Executive new state GOP chairwoman

February 1, 2009


— The Kansas Republican Party has a new leader, a corporate executive from Johnson County who managed Sen. Sam Brownback’s last re-election campaign.

The party’s State Committee unanimously elected Amanda Adkins as its chairwoman Saturday. The 34-year-old Overland Park resident was the only candidate, and she will serve a two-year term.

Adkins immediately announced several initiatives designed to expand the membership of what is already the state’s biggest political party. They included a GOP think tank to study tax, economic and health care issues.

She replaces Kris Kobach, a conservative who decided not to seek a second term so that he could run for statewide office.
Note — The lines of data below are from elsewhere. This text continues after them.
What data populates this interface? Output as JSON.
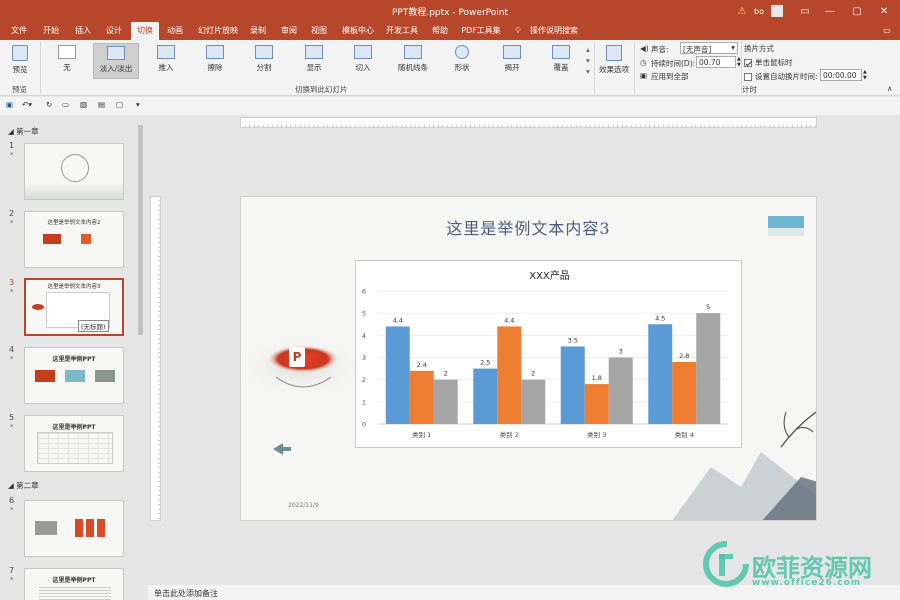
{
  "window": {
    "title": "PPT教程.pptx  -  PowerPoint",
    "user": "bo"
  },
  "menu_tabs": [
    "文件",
    "开始",
    "插入",
    "设计",
    "切换",
    "动画",
    "幻灯片放映",
    "录制",
    "审阅",
    "视图",
    "模板中心",
    "开发工具",
    "帮助",
    "PDF工具集",
    "操作说明搜索"
  ],
  "ribbon": {
    "preview": {
      "label": "预览",
      "group": "预览"
    },
    "transitions": [
      {
        "label": "无"
      },
      {
        "label": "淡入/淡出"
      },
      {
        "label": "推入"
      },
      {
        "label": "擦除"
      },
      {
        "label": "分割"
      },
      {
        "label": "显示"
      },
      {
        "label": "切入"
      },
      {
        "label": "随机线条"
      },
      {
        "label": "形状"
      },
      {
        "label": "揭开"
      },
      {
        "label": "覆盖"
      }
    ],
    "transitions_group": "切换到此幻灯片",
    "effect_options": "效果选项",
    "timing": {
      "sound_label": "声音:",
      "sound_value": "[无声音]",
      "duration_label": "持续时间(D):",
      "duration_value": "00.70",
      "apply_all": "应用到全部",
      "advance_title": "换片方式",
      "on_click": "单击鼠标时",
      "after_label": "设置自动换片时间:",
      "after_value": "00:00.00",
      "group": "计时"
    }
  },
  "slides_pane": {
    "sections": [
      {
        "name": "第一章"
      },
      {
        "name": "第二章"
      }
    ],
    "slides": [
      {
        "num": "1",
        "star": "*",
        "title": ""
      },
      {
        "num": "2",
        "star": "*",
        "title": "这里是举例文本内容2"
      },
      {
        "num": "3",
        "star": "*",
        "title": "这里是举例文本内容3",
        "tooltip": "(无标题)"
      },
      {
        "num": "4",
        "star": "*",
        "title": "这里是举例PPT"
      },
      {
        "num": "5",
        "star": "*",
        "title": "这里是举例PPT"
      },
      {
        "num": "6",
        "star": "*",
        "title": ""
      },
      {
        "num": "7",
        "star": "*",
        "title": "这里是举例PPT"
      }
    ]
  },
  "slide": {
    "title": "这里是举例文本内容3",
    "date": "2022/11/9"
  },
  "chart_data": {
    "type": "bar",
    "title": "XXX产品",
    "categories": [
      "类别 1",
      "类别 2",
      "类别 3",
      "类别 4"
    ],
    "series": [
      {
        "values": [
          4.4,
          2.5,
          3.5,
          4.5
        ],
        "color": "#5b9bd5"
      },
      {
        "values": [
          2.4,
          4.4,
          1.8,
          2.8
        ],
        "color": "#ed7d31"
      },
      {
        "values": [
          2,
          2,
          3,
          5
        ],
        "color": "#a5a5a5"
      }
    ],
    "ylim": [
      0,
      6
    ],
    "yticks": [
      "0",
      "1",
      "2",
      "3",
      "4",
      "5",
      "6"
    ],
    "grid": true
  },
  "status": {
    "notes": "单击此处添加备注"
  },
  "watermark": {
    "text": "欧菲资源网",
    "url": "www.office26.com"
  },
  "colors": {
    "accent": "#b7472a"
  }
}
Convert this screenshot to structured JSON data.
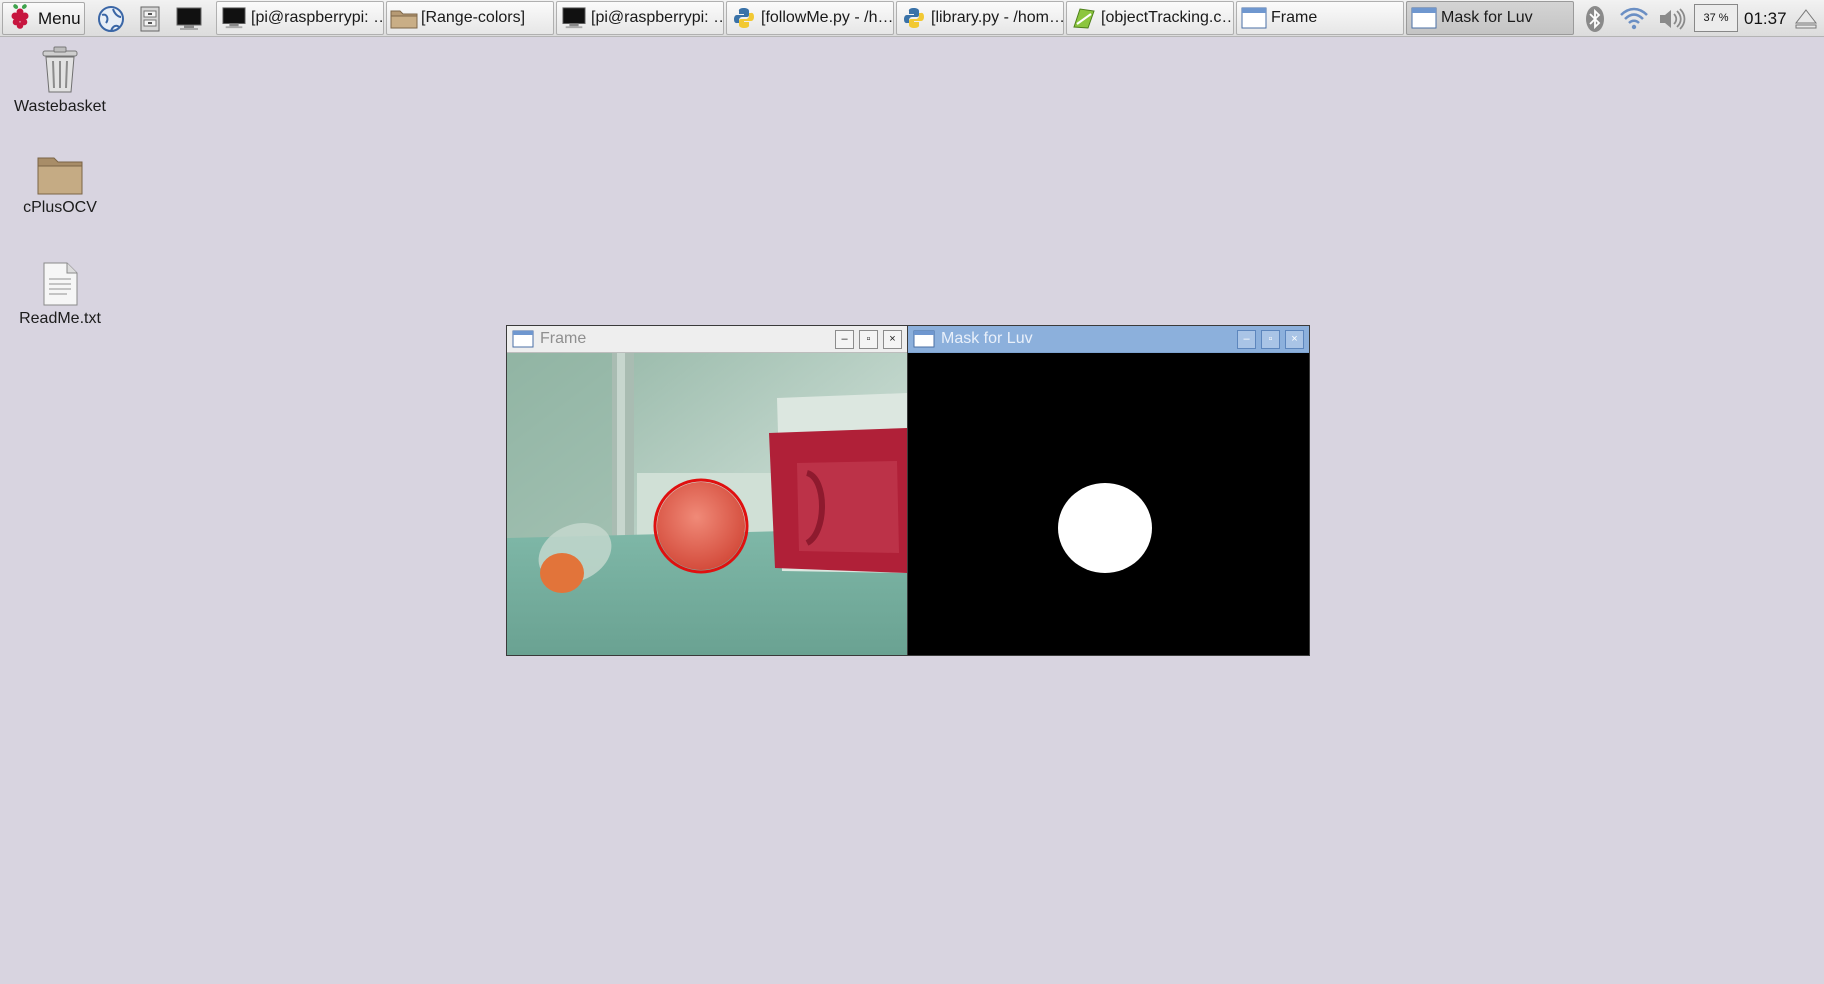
{
  "taskbar": {
    "menu_label": "Menu",
    "launchers": [
      "web-browser",
      "file-manager",
      "terminal"
    ],
    "tasks": [
      {
        "label": "[pi@raspberrypi: …",
        "icon": "terminal-icon",
        "active": false
      },
      {
        "label": "[Range-colors]",
        "icon": "folder-icon",
        "active": false
      },
      {
        "label": "[pi@raspberrypi: …",
        "icon": "terminal-icon",
        "active": false
      },
      {
        "label": "[followMe.py - /h…",
        "icon": "python-icon",
        "active": false
      },
      {
        "label": "[library.py - /hom…",
        "icon": "python-icon",
        "active": false
      },
      {
        "label": "[objectTracking.c…",
        "icon": "text-editor-icon",
        "active": false
      },
      {
        "label": "Frame",
        "icon": "window-icon",
        "active": false
      },
      {
        "label": "Mask for Luv",
        "icon": "window-icon",
        "active": true
      }
    ],
    "tray": {
      "cpu_percent": "37 %",
      "clock": "01:37"
    }
  },
  "desktop": {
    "icons": [
      {
        "label": "Wastebasket",
        "icon": "trash-icon"
      },
      {
        "label": "cPlusOCV",
        "icon": "folder-icon"
      },
      {
        "label": "ReadMe.txt",
        "icon": "text-file-icon"
      }
    ]
  },
  "windows": {
    "frame": {
      "title": "Frame",
      "active": false
    },
    "mask": {
      "title": "Mask for Luv",
      "active": true
    }
  },
  "colors": {
    "desktop_bg": "#d8d4e0",
    "active_titlebar": "#8cb0dc",
    "tracking_circle": "#e01010",
    "ball": "#e4604e",
    "cooler": "#b02038"
  }
}
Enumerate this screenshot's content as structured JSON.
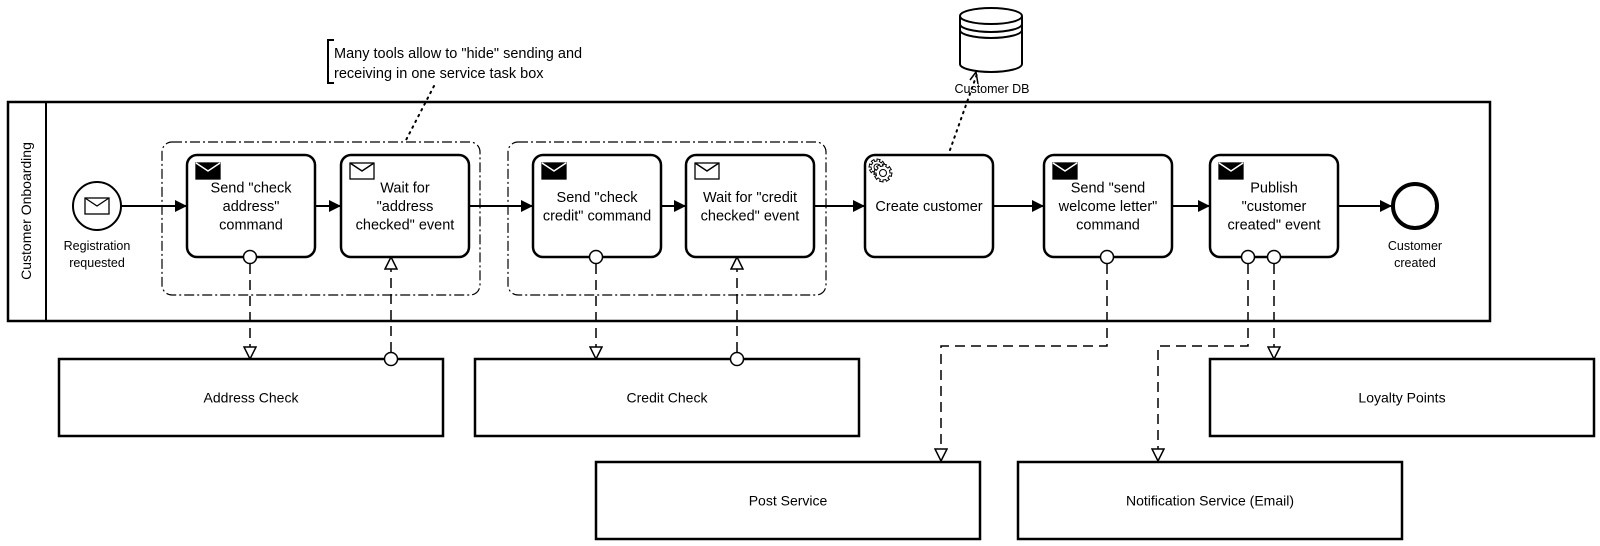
{
  "annotation": {
    "lines": [
      "Many tools allow to \"hide\" sending and",
      "receiving in one service task box"
    ]
  },
  "data_store": {
    "label": "Customer DB",
    "icon": "database-icon"
  },
  "lane": {
    "label": "Customer Onboarding"
  },
  "start_event": {
    "label_lines": [
      "Registration",
      "requested"
    ],
    "icon": "envelope-outline-icon"
  },
  "end_event": {
    "label_lines": [
      "Customer",
      "created"
    ]
  },
  "tasks": [
    {
      "id": "send-check-address",
      "lines": [
        "Send \"check",
        "address\"",
        "command"
      ],
      "icon": "envelope-filled-icon"
    },
    {
      "id": "wait-address-checked",
      "lines": [
        "Wait for",
        "\"address",
        "checked\" event"
      ],
      "icon": "envelope-outline-icon"
    },
    {
      "id": "send-check-credit",
      "lines": [
        "Send \"check",
        "credit\" command"
      ],
      "icon": "envelope-filled-icon"
    },
    {
      "id": "wait-credit-checked",
      "lines": [
        "Wait for \"credit",
        "checked\" event"
      ],
      "icon": "envelope-outline-icon"
    },
    {
      "id": "create-customer",
      "lines": [
        "Create customer"
      ],
      "icon": "gears-icon"
    },
    {
      "id": "send-welcome-letter",
      "lines": [
        "Send \"send",
        "welcome letter\"",
        "command"
      ],
      "icon": "envelope-filled-icon"
    },
    {
      "id": "publish-customer-created",
      "lines": [
        "Publish",
        "\"customer",
        "created\" event"
      ],
      "icon": "envelope-filled-icon"
    }
  ],
  "pools": [
    {
      "id": "address-check",
      "label": "Address Check"
    },
    {
      "id": "credit-check",
      "label": "Credit Check"
    },
    {
      "id": "loyalty-points",
      "label": "Loyalty Points"
    },
    {
      "id": "post-service",
      "label": "Post Service"
    },
    {
      "id": "notification-service",
      "label": "Notification Service (Email)"
    }
  ]
}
Kobach has formed a campaign committee for a run for secretary of state in 2010.

Conservatives still control the state party organization, and Adkins had their support. But she also was acceptable enough to moderates that no opposition to her selection emerged.

“All that I ask in this time period is that you stand with me, you strive with me, to make sure that we keep Kansas a red state in 2010, and we show the rest of the country how things can be done, how conservative principles can be put into action,” she said.

Adkins also became chairwoman as her former boss, Brownback, embarked on a campaign for governor.

The senator hasn’t announced publicly that he’s running for governor in 2010, but he has said he won’t seek another Senate term, formed a gubernatorial campaign committee and began raising money.

But Adkins noted that her husband is a former employee of Brownback’s rival for the GOP nomination, Secretary of State Ron Thornburgh. She said she considers Thornburgh a friend, and Thornburgh endorsed her selection.

“Amanda is very bright. She’s the right person for this job,” Thornburgh said. “I’m going to do everything I can do to support her personally and support her efforts for the party.”

Adkins is an executive for Cerner Corp., a health care computer systems firm, overseeing development of its business with U.S. government agencies. She also was an executive for Cerner in Washington, where she worked with the conservative Heritage Foundation to develop health care legislation.